According to one influential analyst at the 12 July session, ‘The ECB should show more commitment to an outcomes-based policy linking its monetary policies to actual inflation rates. Without this commitment, I worry that it is establishing its aim without establishing the means to achieve it and does not appreciate the need to increase its credibility by making more concrete, rather than nebulous, commitments.’

De Guindos acknowledged that the tortuous conditionality of the ECB’s 8 July statement on the conclusion of its 18-month strategy review partly reflected the need to win unanimity on its governing council, giving monetary conservatives greater than usual say in ECB decision-making. Far from specifically aiming for higher-than-2% inflation to make up for the past 10 years’ undershooting, the ECB last week adopted cautious language bearing many hallmarks of the German Bundesbank. The ECB stated its readiness ‘as appropriate and grounded in a careful proportionality analysis’ to carry out ‘especially forceful monetary policy measures’ if warranted by ‘large adverse shocks’ – which might ‘imply a transitory period in which inflation is moderately above target.’

Like Christine Lagarde, ECB president, de Guindos did not wish to be pinned down on timing. The ECB ‘would tolerate inflation going beyond 2% depending on the circumstances’. Emphasising how euro area interest rates had been held for years at the lower bound, he declined to exclude a further cut in negative rates. The need for asset purchases would continue as the demarcation line faded between conventional and unconventional tools.

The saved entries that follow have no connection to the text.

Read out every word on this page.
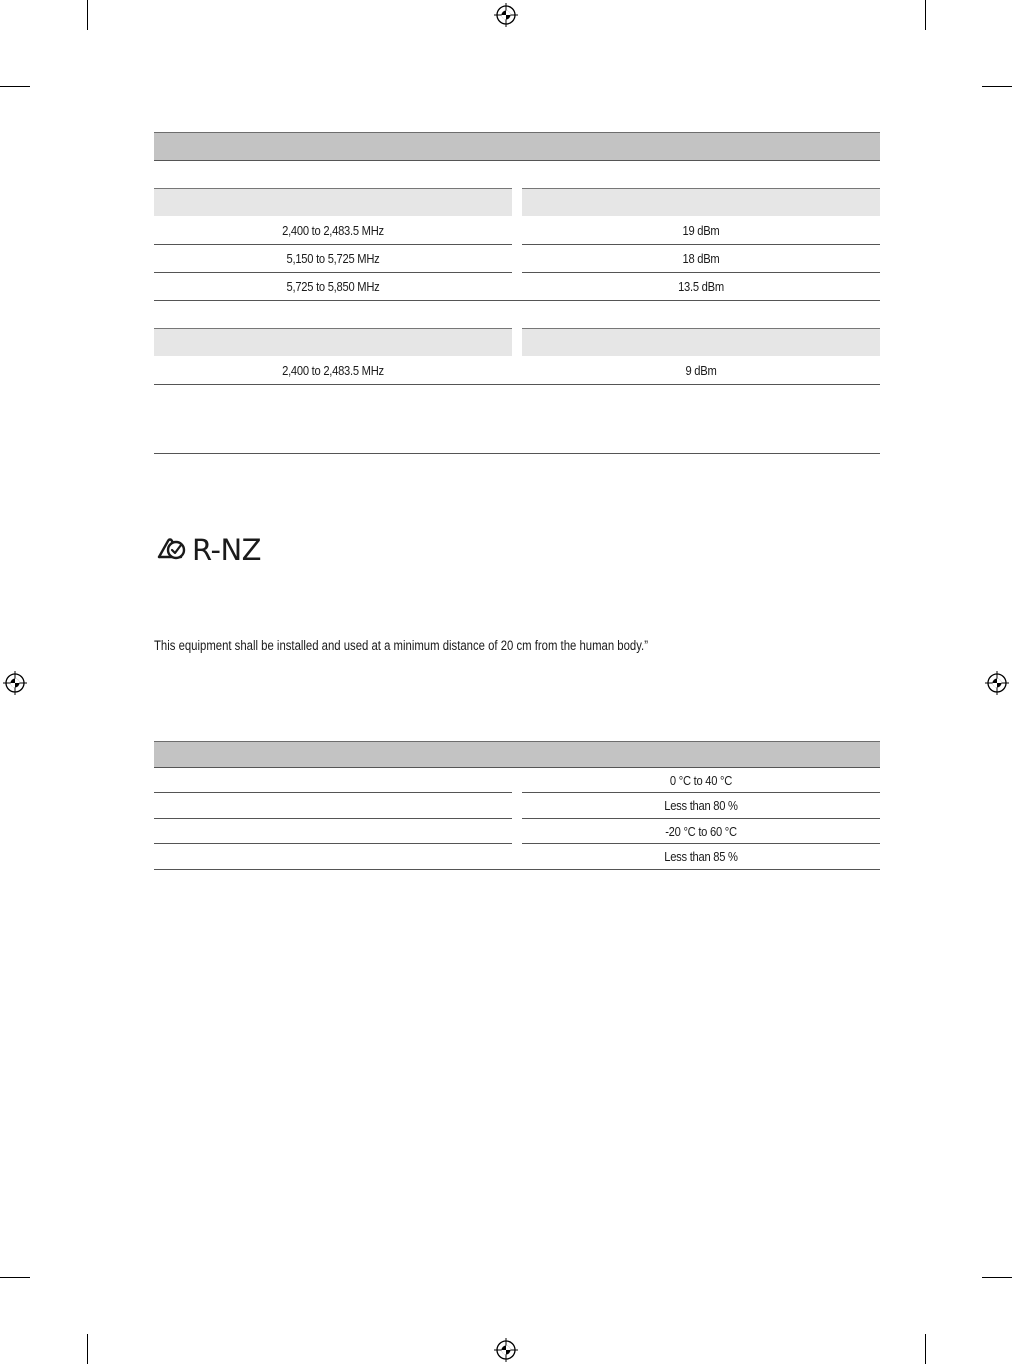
2,400 to 2,483.5 MHz	19 dBm
5,150 to 5,725 MHz	18 dBm
5,725 to 5,850 MHz	13.5 dBm
2,400 to 2,483.5 MHz	9 dBm
R-NZ
This equipment shall be installed and used at a minimum distance of 20 cm from the human body.”
0 °C to 40 °C
Less than 80 %
-20 °C to 60 °C
Less than 85 %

Quizzed about the unity of the governing council, de Guindos parried that ‘price stability is the agreed goal for the 25 members’. The ECB would continue economic policy support. ‘Even though we will see a recovery from the pandemic, there will still be risks and it is shaky. The unemployment rate will become clear only after government labour support has been phased out.’

Along with criticism from some commentators that it must more forcibly raise inflation, the ECB has faced complaints that it should be taking more seriously close-to-double-digit increases in broad money supply. Juan Castañeda, director of the Institute of International Monetary Research at the University of Buckingham, an inflation ‘hawk’, pointed to inconsistency in the ECB’s monetary analysis. Although maintaining the ‘monetary pillar’ in its strategy, the ECB – as de Guindos did on 12 July – plays down the relationship between broad money growth and inflation. ‘This hinders the predictability of the ECB’s policies,’ Castañeda said, ‘as well as its focus on maintaining price stability. This is regardless of whether we agree or disagree on the stronger or weaker inflationary trends.’

On the fraught question of establishing a banking union, de Guindos offered support for developing a European deposit insurance scheme. He said it was ‘not good news’ that the latest attempt to seal an accord had failed last month. He underlined a cautious approach to building a digital euro, citing problematic repercussions for financial stability. A central bank-issued digital currency could deprive banks of deposits and severely undermine their business models, he added.

David Marsh is Chairman and Ellie Groves is Managing Director, Economics and Monetary Policy Institute, of OMFIF.